Token Efficiency Tactics

Tier 1 “easy win” hacks

start fresh conversations with /clear between unrelated tasks
disconnect unused MCP servers
batch multiple instructions into a single prompt
use a “plan mode” so Claude clarifies requirements before doing heavy work
/context and /cost for visibility, adding a status line in the terminal, keeping the usage dashboard open, being selective when pasting large code or documents, and watching Claude run long tasks so you can stop wasteful loops early.

Tier 2 intermediate strategies

Tier 2 focuses on structural optimizations: keeping your claude.md file lean (under ~200 lines) and using it as an index that points to larger resources instead of embedding them. He advises referring Claude to specific files or functions, manually compacting around 60% context instead of waiting for auto-compact, clearing or compacting before >5‑minute breaks to avoid cache resets, and limiting noisy command outputs that silently bloat context.
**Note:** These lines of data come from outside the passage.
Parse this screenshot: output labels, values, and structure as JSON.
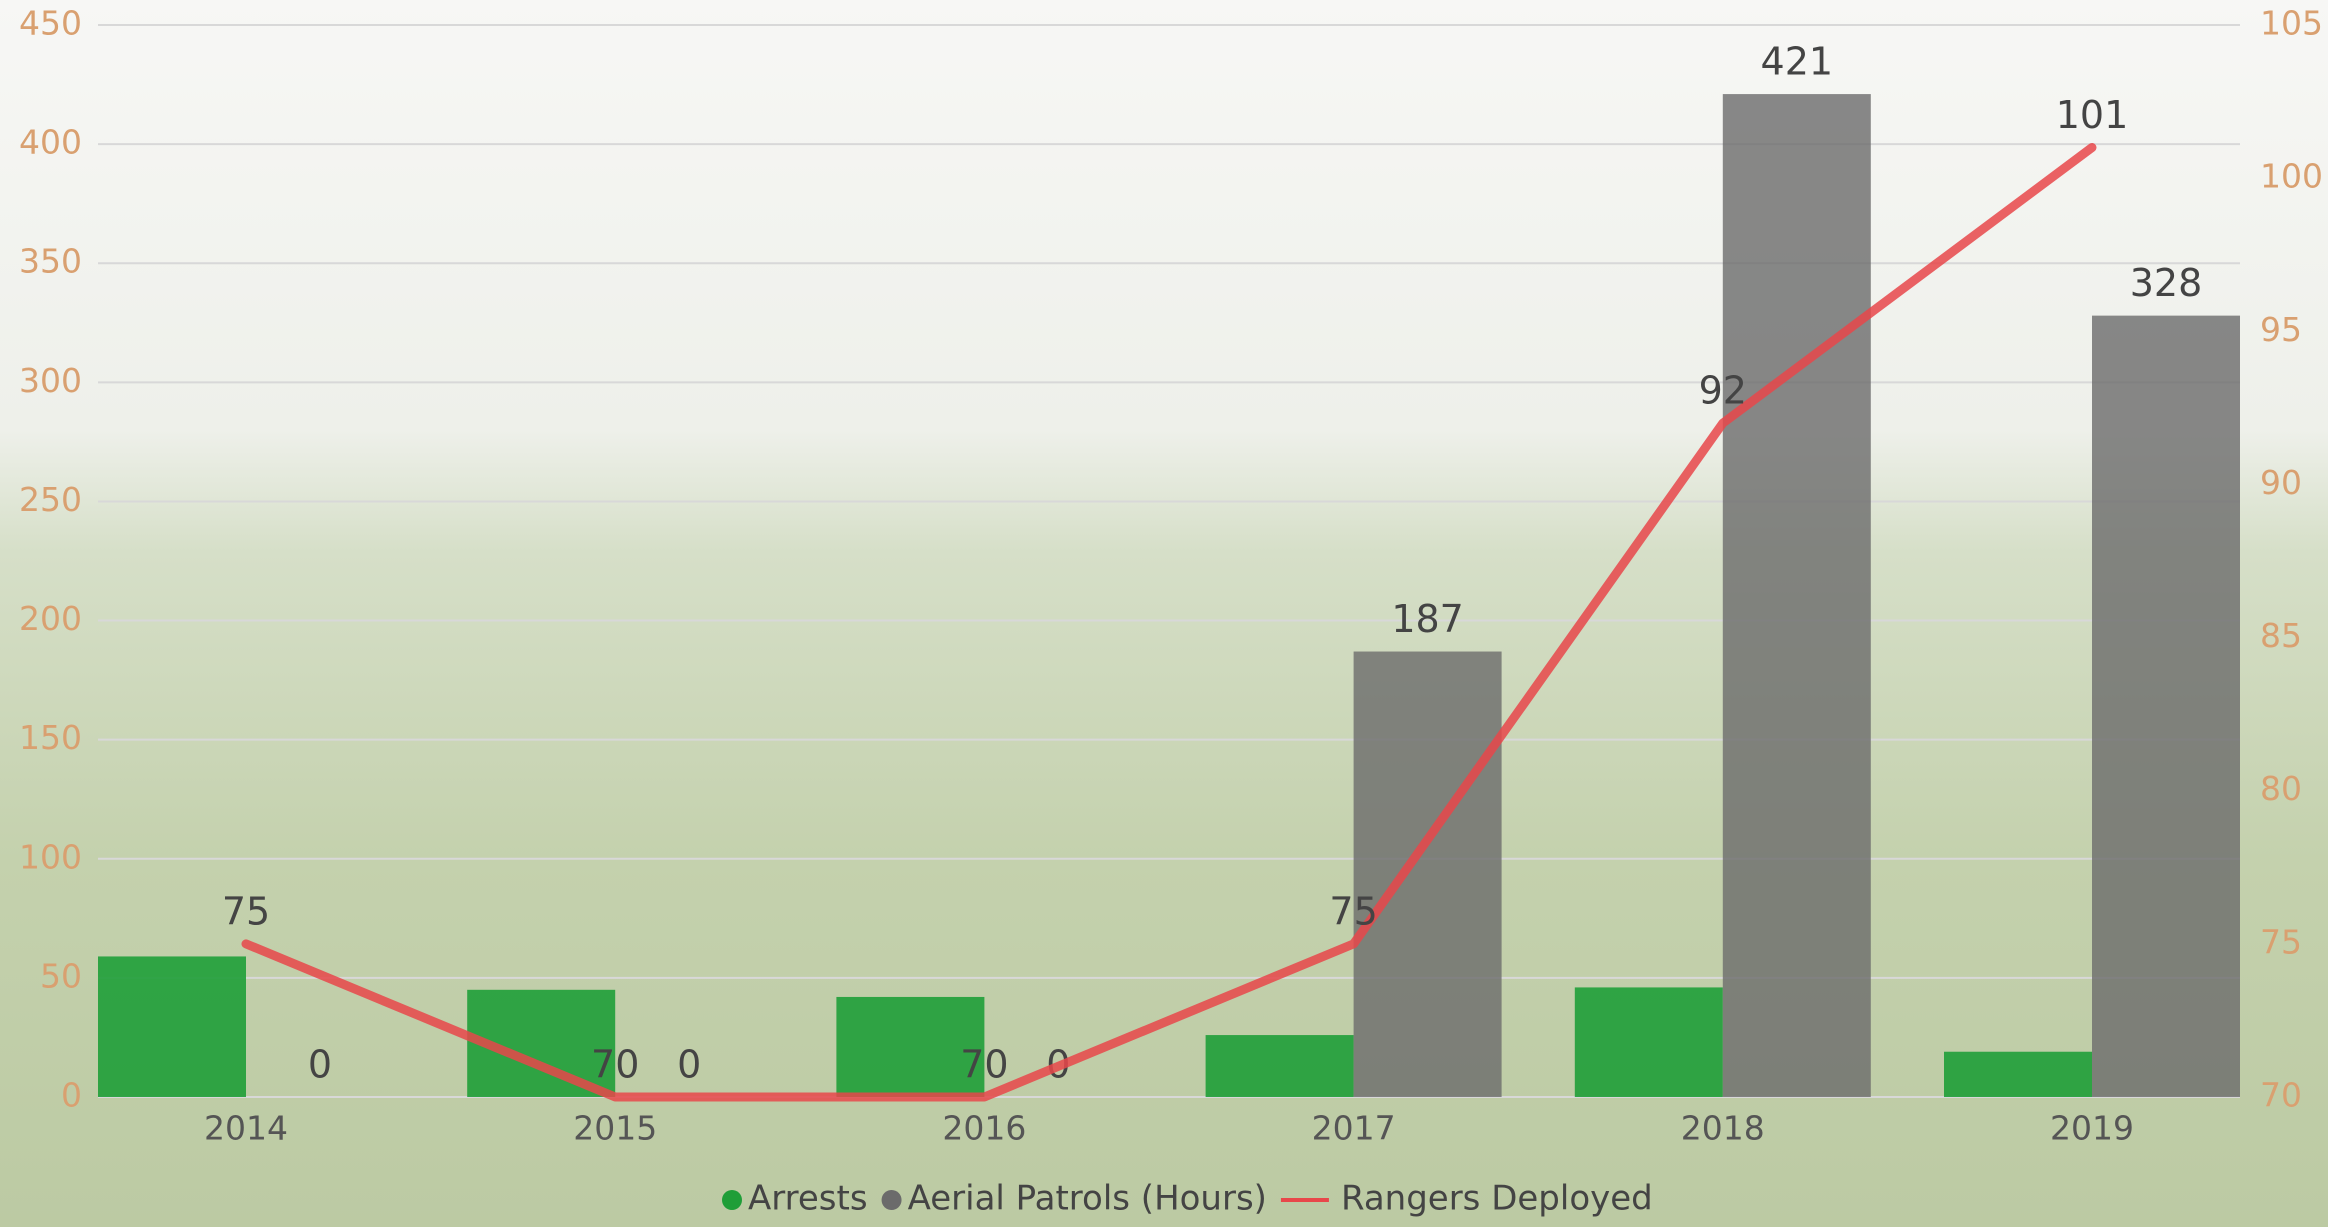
{
  "chart_data": {
    "type": "bar",
    "categories": [
      "2014",
      "2015",
      "2016",
      "2017",
      "2018",
      "2019"
    ],
    "series": [
      {
        "name": "Arrests",
        "color": "#1f9e38",
        "values": [
          59,
          45,
          42,
          26,
          46,
          19
        ]
      },
      {
        "name": "Aerial Patrols (Hours)",
        "color": "#6b6b6b",
        "values": [
          0,
          0,
          0,
          187,
          421,
          328
        ]
      },
      {
        "name": "Rangers Deployed",
        "type": "line",
        "axis": "y2",
        "color": "#e8474a",
        "values": [
          75,
          70,
          70,
          75,
          92,
          101
        ]
      }
    ],
    "ylim": [
      0,
      450
    ],
    "yticks": [
      0,
      50,
      100,
      150,
      200,
      250,
      300,
      350,
      400,
      450
    ],
    "y2lim": [
      70,
      105
    ],
    "y2ticks": [
      70,
      75,
      80,
      85,
      90,
      95,
      100,
      105
    ],
    "grid": true,
    "legend": "bottom"
  }
}
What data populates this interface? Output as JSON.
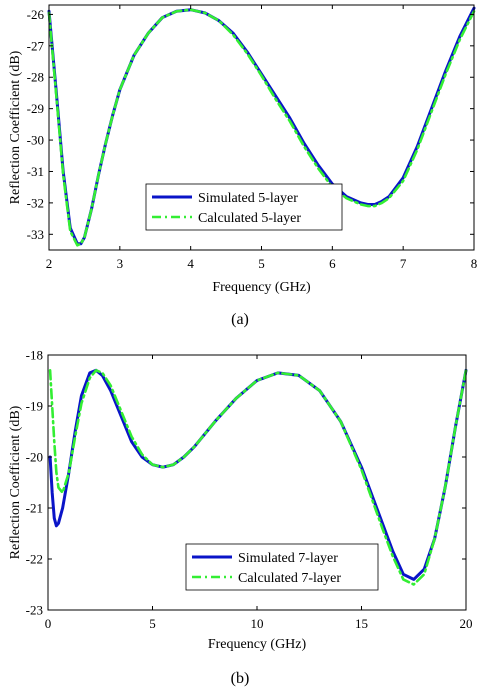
{
  "chart_data": [
    {
      "type": "line",
      "caption": "(a)",
      "xlabel": "Frequency (GHz)",
      "ylabel": "Reflection Coefficient (dB)",
      "xlim": [
        2,
        8
      ],
      "ylim": [
        -33.5,
        -25.7
      ],
      "xticks": [
        2,
        3,
        4,
        5,
        6,
        7,
        8
      ],
      "yticks": [
        -26,
        -27,
        -28,
        -29,
        -30,
        -31,
        -32,
        -33
      ],
      "grid": false,
      "legend": "bottom-center",
      "series": [
        {
          "name": "Simulated 5-layer",
          "color": "#0a14c8",
          "style": "solid",
          "x": [
            2.0,
            2.1,
            2.2,
            2.3,
            2.4,
            2.45,
            2.5,
            2.6,
            2.7,
            2.8,
            2.9,
            3.0,
            3.2,
            3.4,
            3.6,
            3.8,
            4.0,
            4.2,
            4.4,
            4.6,
            4.8,
            5.0,
            5.2,
            5.4,
            5.6,
            5.8,
            6.0,
            6.2,
            6.4,
            6.5,
            6.6,
            6.7,
            6.8,
            7.0,
            7.2,
            7.4,
            7.6,
            7.8,
            8.0
          ],
          "y": [
            -25.9,
            -28.4,
            -31.0,
            -32.8,
            -33.3,
            -33.3,
            -33.1,
            -32.2,
            -31.1,
            -30.1,
            -29.2,
            -28.4,
            -27.3,
            -26.6,
            -26.1,
            -25.9,
            -25.85,
            -25.95,
            -26.2,
            -26.6,
            -27.2,
            -27.9,
            -28.6,
            -29.3,
            -30.1,
            -30.8,
            -31.4,
            -31.8,
            -32.0,
            -32.05,
            -32.05,
            -31.95,
            -31.8,
            -31.2,
            -30.2,
            -29.0,
            -27.8,
            -26.7,
            -25.8
          ]
        },
        {
          "name": "Calculated 5-layer",
          "color": "#33ee33",
          "style": "dashdot",
          "x": [
            2.0,
            2.1,
            2.2,
            2.3,
            2.4,
            2.45,
            2.5,
            2.6,
            2.7,
            2.8,
            2.9,
            3.0,
            3.2,
            3.4,
            3.6,
            3.8,
            4.0,
            4.2,
            4.4,
            4.6,
            4.8,
            5.0,
            5.2,
            5.4,
            5.6,
            5.8,
            6.0,
            6.2,
            6.4,
            6.5,
            6.6,
            6.7,
            6.8,
            7.0,
            7.2,
            7.4,
            7.6,
            7.8,
            8.0
          ],
          "y": [
            -25.95,
            -28.5,
            -31.1,
            -32.9,
            -33.35,
            -33.3,
            -33.1,
            -32.2,
            -31.1,
            -30.1,
            -29.2,
            -28.4,
            -27.3,
            -26.6,
            -26.1,
            -25.9,
            -25.85,
            -25.95,
            -26.2,
            -26.65,
            -27.25,
            -27.95,
            -28.7,
            -29.4,
            -30.2,
            -30.9,
            -31.5,
            -31.85,
            -32.05,
            -32.1,
            -32.1,
            -32.0,
            -31.85,
            -31.3,
            -30.3,
            -29.1,
            -27.9,
            -26.8,
            -25.9
          ]
        }
      ]
    },
    {
      "type": "line",
      "caption": "(b)",
      "xlabel": "Frequency (GHz)",
      "ylabel": "Reflection Coefficient (dB)",
      "xlim": [
        0,
        20
      ],
      "ylim": [
        -23,
        -18
      ],
      "xticks": [
        0,
        5,
        10,
        15,
        20
      ],
      "yticks": [
        -18,
        -19,
        -20,
        -21,
        -22,
        -23
      ],
      "grid": false,
      "legend": "bottom-center",
      "series": [
        {
          "name": "Simulated 7-layer",
          "color": "#0a14c8",
          "style": "solid",
          "x": [
            0.1,
            0.2,
            0.3,
            0.4,
            0.5,
            0.7,
            1.0,
            1.3,
            1.6,
            2.0,
            2.3,
            2.6,
            3.0,
            3.5,
            4.0,
            4.5,
            5.0,
            5.5,
            6.0,
            6.5,
            7.0,
            8.0,
            9.0,
            10.0,
            11.0,
            12.0,
            13.0,
            14.0,
            15.0,
            16.0,
            16.5,
            17.0,
            17.5,
            18.0,
            18.5,
            19.0,
            19.5,
            20.0
          ],
          "y": [
            -20.0,
            -20.7,
            -21.2,
            -21.35,
            -21.3,
            -21.0,
            -20.3,
            -19.5,
            -18.8,
            -18.35,
            -18.3,
            -18.4,
            -18.7,
            -19.2,
            -19.7,
            -20.0,
            -20.15,
            -20.2,
            -20.15,
            -20.0,
            -19.8,
            -19.3,
            -18.85,
            -18.5,
            -18.35,
            -18.4,
            -18.7,
            -19.3,
            -20.2,
            -21.3,
            -21.85,
            -22.3,
            -22.4,
            -22.2,
            -21.6,
            -20.6,
            -19.4,
            -18.3
          ]
        },
        {
          "name": "Calculated 7-layer",
          "color": "#33ee33",
          "style": "dashdot",
          "x": [
            0.1,
            0.2,
            0.3,
            0.4,
            0.5,
            0.7,
            1.0,
            1.3,
            1.6,
            2.0,
            2.3,
            2.6,
            3.0,
            3.5,
            4.0,
            4.5,
            5.0,
            5.5,
            6.0,
            6.5,
            7.0,
            8.0,
            9.0,
            10.0,
            11.0,
            12.0,
            13.0,
            14.0,
            15.0,
            16.0,
            16.5,
            17.0,
            17.5,
            18.0,
            18.5,
            19.0,
            19.5,
            20.0
          ],
          "y": [
            -18.3,
            -19.0,
            -19.7,
            -20.3,
            -20.6,
            -20.7,
            -20.3,
            -19.6,
            -18.95,
            -18.45,
            -18.3,
            -18.35,
            -18.6,
            -19.1,
            -19.6,
            -19.95,
            -20.15,
            -20.2,
            -20.15,
            -20.0,
            -19.8,
            -19.3,
            -18.85,
            -18.5,
            -18.35,
            -18.4,
            -18.7,
            -19.3,
            -20.25,
            -21.4,
            -21.95,
            -22.4,
            -22.5,
            -22.3,
            -21.6,
            -20.6,
            -19.4,
            -18.3
          ]
        }
      ]
    }
  ]
}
Tier 3 advanced tactics and mindset

Tier 3 covers model selection (Sonnet for most coding, Haiku for sub-agents and light tasks, Opus only for deep planning), careful use of sub-agents because they are 7–10x more token-hungry, scheduling heavy sessions for off-peak hours, and treating claude.md as a “systems constitution” that stores stable decisions. He reframes hitting your limit as a sign of power usage—as long as you apply these practices—and closes with a checklist of actions like running /context, setting a status line, disconnecting MCP servers, compacting at 60%, and timing heavy work before resets or during off-peak windows.